In our study, 28% of patients in the 2-day protocol needed repeated temporary catheterization compared to 9% of patients in the 5-day protocol (p < 0.01). These results are in line with a previous study, in which 40% of patients had retention after removing the catheter on the first postoperative day versus 9% of patients after removing the catheter on the fifth postoperative day [2]. To prevent one patient from needing repeated temporary catheterization, six patients in our study should have their catheter left in place for 5 days instead of 2 days. Giving a patient a catheter for 5 days instead of 2 days lengthened the hospital stay by 2 days, resulting in considerably higher hospital costs. This confirms findings by other investigators [7]. However, lengthening of hospital stay is probably not the result of the medical condition per se, but merely a result of the reluctance of many patients to leave the hospital with an indwelling catheter in situ and anxiety about removing the catheter by themselves.

More patients underwent Kelly sutures in the 5-day protocol group compared to the 2-day protocol group. Kelly sutures, theoretically, can obstruct the urethra causing obstructive voiding with the risk of post-voiding residual volumes.

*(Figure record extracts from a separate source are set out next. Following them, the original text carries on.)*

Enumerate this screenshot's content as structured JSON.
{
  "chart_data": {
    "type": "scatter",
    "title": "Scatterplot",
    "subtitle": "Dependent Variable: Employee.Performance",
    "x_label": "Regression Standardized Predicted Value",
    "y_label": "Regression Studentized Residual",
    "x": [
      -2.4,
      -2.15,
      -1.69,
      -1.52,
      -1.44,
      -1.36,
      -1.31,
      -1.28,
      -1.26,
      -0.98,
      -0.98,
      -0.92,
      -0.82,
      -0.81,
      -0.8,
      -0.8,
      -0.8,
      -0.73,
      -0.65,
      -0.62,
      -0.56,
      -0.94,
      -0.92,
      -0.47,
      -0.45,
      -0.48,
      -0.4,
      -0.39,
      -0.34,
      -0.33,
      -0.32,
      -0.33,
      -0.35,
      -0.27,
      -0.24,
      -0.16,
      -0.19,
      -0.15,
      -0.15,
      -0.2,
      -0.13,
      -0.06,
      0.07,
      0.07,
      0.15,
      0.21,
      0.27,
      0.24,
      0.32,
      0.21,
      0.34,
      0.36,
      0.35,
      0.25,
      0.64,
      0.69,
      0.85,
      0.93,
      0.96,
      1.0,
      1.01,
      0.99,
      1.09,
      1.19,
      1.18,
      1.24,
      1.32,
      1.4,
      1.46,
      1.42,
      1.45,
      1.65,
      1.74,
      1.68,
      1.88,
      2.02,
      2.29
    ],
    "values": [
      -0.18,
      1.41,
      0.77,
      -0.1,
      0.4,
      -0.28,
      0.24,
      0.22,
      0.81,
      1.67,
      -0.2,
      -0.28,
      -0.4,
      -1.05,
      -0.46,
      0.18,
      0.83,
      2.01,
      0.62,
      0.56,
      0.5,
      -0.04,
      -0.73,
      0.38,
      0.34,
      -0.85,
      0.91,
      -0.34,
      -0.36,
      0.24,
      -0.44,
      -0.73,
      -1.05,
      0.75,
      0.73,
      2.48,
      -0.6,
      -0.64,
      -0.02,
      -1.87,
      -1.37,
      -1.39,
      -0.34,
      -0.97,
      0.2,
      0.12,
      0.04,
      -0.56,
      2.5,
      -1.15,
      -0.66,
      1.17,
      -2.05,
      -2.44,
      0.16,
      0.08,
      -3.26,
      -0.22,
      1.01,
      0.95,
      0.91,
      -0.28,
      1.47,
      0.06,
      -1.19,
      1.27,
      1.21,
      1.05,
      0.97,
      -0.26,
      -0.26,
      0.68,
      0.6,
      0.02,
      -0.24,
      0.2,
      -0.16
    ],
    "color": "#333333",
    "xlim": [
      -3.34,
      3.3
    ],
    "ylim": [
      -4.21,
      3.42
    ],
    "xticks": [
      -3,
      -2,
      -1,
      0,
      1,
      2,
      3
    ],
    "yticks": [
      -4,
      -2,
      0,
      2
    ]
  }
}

If Kelly sutures had influenced the results of the study, they would have had a negative impact on the amount of catheter replacements in the 5-day protocol group. In contrast to others and to the theoretical concept, Kelly plication was not found an independent risk factor for repeated temporary catheterization in our study [8].

In our study, significantly less patients had urinary tract infections after 2 days than after 5 days of catheterization (22% versus 37%, p = 0.02). These findings are similar to previous studies, in which only 4% of patients had infections after removing the catheter on the first day postoperatively, compared to 20% on the third day and 40% on the fifth day [2, 4]. The presence of urinary tract infections was associated with a higher number of temporary catheter replacements both in the 2-day protocol and the 5-day protocol group.

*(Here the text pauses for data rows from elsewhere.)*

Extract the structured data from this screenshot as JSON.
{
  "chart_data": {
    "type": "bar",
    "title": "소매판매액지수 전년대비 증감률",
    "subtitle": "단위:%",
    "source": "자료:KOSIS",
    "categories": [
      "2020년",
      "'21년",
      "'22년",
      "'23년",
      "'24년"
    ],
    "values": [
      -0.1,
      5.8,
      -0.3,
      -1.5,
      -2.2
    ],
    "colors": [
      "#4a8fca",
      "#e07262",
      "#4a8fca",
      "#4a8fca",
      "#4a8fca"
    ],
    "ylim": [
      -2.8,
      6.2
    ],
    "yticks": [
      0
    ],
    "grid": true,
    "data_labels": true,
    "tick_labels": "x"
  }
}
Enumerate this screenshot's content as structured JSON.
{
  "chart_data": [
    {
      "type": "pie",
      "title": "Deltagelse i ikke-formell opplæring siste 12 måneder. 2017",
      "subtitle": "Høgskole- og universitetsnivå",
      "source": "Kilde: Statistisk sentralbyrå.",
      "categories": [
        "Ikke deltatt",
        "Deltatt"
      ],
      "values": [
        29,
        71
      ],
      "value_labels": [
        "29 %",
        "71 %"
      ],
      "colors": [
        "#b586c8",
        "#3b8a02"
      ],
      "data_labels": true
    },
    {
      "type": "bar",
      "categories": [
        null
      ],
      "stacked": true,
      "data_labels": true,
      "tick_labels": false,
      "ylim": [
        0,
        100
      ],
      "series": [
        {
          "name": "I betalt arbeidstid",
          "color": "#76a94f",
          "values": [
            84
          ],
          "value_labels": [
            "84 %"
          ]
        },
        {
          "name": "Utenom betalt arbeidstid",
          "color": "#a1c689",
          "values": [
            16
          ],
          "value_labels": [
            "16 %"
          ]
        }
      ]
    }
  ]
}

There are several weaknesses of this study that have to be acknowledged. One could criticize the choice of comparing catheterization for 2 and 5 days postoperatively. Many surgeons do remove the catheter earlier than after 5 days postoperatively. Nevertheless, in the literature, there is no clear evidence that it is better to remove a catheter shortly after pelvic floor surgery other than the subjective feeling that 5 days is long. The participating hospitals were used to give a catheter for 5 days, and referring to an average catheterization in 2003 of 3.7 days in the hospitals in The Netherlands, longer duration of catheterization was not uncommon [1].

One of the outcome measures of the study was the rate of urinary tract infections after the first catheter removal. In 20% of patients, no urine for culture was obtained after removal of the catheter. With 196 patients, the power of the study for this question is still sufficient, but it is likely that in patients with complaints, the risk of forgetting to obtain urine for culture is not that high as in patients with no complaints. It is possible that the percentage of infections was lower if cultures had been taken in all 245 patients. Because this protocol violation occurred equally in both arms (27 versus 24 patients), it causes no differences between the two arms of the study.

Conclusions

Based on the results of this study, we advise removing an indwelling catheter after an anterior repair on the second day postoperatively, followed by taking a urine culture. In case of a urinary tract infection, the risk of temporary catheter replacement is increased.